Earlier this year the Russian state Duma passed a resolution on the subject of the Holodomor, saying it should not be considered genocide.
"There is no historical proof that the famine was organized along ethnic lines. Its victims were millions of citizens of the Soviet Union, representing different peoples and nationalities living largely in agricultural areas of the country," the resolution said.
2) Last summer I visited the Holodomor exhibit in The Ukrainian Museum in New York City. I was impressed by a poster based on 115 letters received by the Central Committee of Ukrainian Communist Party. Some of them were addressed to Stalin. These "were returned from Moscow to Ukraine with orders to punish the writers as enemies of the people." One of the authors, Mykola Reva, wrote: "Dear Joseph Vasirionovich [Stalin]; because you are our friend, teacher and father, I had a bold idea of writing to you the whole truth ... The grain lay in the Zahotzero storehouses ... while people were dying of starvation. And at the same time you, Joseph Vasirionovich, said that people are the most valuable capital...."

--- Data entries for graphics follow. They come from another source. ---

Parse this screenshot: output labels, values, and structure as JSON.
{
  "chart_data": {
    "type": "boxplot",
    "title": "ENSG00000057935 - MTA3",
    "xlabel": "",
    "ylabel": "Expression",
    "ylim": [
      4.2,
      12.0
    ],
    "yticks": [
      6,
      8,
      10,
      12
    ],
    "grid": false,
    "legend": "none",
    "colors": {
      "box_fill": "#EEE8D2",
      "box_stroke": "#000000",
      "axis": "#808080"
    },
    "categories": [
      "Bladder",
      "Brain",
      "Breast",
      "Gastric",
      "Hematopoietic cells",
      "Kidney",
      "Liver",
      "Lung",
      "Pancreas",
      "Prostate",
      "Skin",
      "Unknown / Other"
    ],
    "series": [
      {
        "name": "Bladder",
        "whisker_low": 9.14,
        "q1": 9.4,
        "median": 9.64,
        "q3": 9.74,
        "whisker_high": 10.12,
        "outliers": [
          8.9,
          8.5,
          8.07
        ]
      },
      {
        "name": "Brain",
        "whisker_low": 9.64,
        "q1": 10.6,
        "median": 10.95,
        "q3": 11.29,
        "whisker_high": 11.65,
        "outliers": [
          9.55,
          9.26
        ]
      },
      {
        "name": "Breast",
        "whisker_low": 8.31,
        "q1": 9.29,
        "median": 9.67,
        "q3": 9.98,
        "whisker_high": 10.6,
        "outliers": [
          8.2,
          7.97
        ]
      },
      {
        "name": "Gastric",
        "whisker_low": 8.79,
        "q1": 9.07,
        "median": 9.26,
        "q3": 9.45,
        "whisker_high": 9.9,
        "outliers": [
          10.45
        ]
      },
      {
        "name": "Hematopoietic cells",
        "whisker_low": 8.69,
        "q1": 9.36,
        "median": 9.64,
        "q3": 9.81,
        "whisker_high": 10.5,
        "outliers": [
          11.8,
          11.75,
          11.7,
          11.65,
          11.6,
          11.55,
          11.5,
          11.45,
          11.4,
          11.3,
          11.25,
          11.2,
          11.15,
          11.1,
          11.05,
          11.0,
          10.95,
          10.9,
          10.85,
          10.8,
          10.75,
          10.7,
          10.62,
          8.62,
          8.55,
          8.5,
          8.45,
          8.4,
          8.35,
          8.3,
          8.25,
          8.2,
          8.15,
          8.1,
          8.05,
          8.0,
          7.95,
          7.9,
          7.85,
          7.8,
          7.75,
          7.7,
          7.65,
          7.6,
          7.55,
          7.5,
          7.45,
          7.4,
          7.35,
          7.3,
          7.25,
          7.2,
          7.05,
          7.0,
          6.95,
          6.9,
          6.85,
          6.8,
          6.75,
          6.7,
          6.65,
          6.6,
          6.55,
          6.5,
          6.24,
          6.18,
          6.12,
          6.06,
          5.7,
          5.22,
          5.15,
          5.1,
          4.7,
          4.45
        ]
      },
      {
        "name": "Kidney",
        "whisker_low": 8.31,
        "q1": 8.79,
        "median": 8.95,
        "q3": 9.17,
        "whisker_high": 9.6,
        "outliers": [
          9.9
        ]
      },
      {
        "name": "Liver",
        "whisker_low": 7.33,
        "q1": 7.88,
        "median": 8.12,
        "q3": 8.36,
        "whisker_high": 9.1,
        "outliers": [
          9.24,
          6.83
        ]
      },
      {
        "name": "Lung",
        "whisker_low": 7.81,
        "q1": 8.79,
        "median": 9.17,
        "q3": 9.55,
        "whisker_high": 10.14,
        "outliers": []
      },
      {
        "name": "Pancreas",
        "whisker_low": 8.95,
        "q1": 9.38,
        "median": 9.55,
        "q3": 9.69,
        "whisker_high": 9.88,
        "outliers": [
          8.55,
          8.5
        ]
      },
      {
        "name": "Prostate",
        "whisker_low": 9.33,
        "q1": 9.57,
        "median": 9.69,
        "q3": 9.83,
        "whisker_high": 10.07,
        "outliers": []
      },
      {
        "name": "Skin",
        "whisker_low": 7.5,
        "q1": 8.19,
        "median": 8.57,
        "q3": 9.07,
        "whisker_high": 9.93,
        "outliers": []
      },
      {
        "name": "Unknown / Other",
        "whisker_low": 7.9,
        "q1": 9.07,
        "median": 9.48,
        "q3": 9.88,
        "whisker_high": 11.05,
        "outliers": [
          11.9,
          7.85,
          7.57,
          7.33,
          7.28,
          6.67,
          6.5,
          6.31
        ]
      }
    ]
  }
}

For writing this letter, Mykola Reva was sentenced to 6 years in prison. Another letter to Stalin, written by a party member, in the name of students of the Technical School of Chemistry and Technology (Dniepropetrovsk) also describes the worsening situation. It is clear that the authors believed that Stalin was not informed about what was going on. The letter ends "with communist greetings, I await your reply." The reply probably came in the form of arrests and long term gulag sentences.
3) According to Wikipedia, "Modern estimates for the total number of casualties of the famine within Soviet Ukraine range between 2.2 million (demographers' estimate) and 3-3.5 million (historians' estimate) though much higher figures are often quoted by the media and cited in political debates." To what extent was the second Soviet famine due to the forced collectivization and to what extent was it a punishment for anti-Soviet and nationalistic aspirations? I think that both factors were important. The death toll from the first famine would have been higher without significant help from American Relief Administration (headed by Herbert Hoover). Capitalist help was initially welcome by Lenin. But Stalin characterized it as a self-serving attempt to infiltrate the country with spies and saboteurs. Many of those who cooperated with Americans ended their lives in camps and prisons.
Unfavorable weather conditions might have contributed to famines. The main factors, however, were political decisions of Bolsheviks. Stalin never recognized that the policy of collectivization was an error. His simply denied the reality of the second famine. And he had a system for dealing with those who dared to disagree. Constant food shortages in the Soviet Union, and in other countries in which collectivization was introduced, confirmed that Bolshevik agrarian policy was based on a fundamental doctrinal error. It was an attempt to implement utopia by force. Note that most peasants supported Lenin's revolution because individual ownership of land, was promised to them.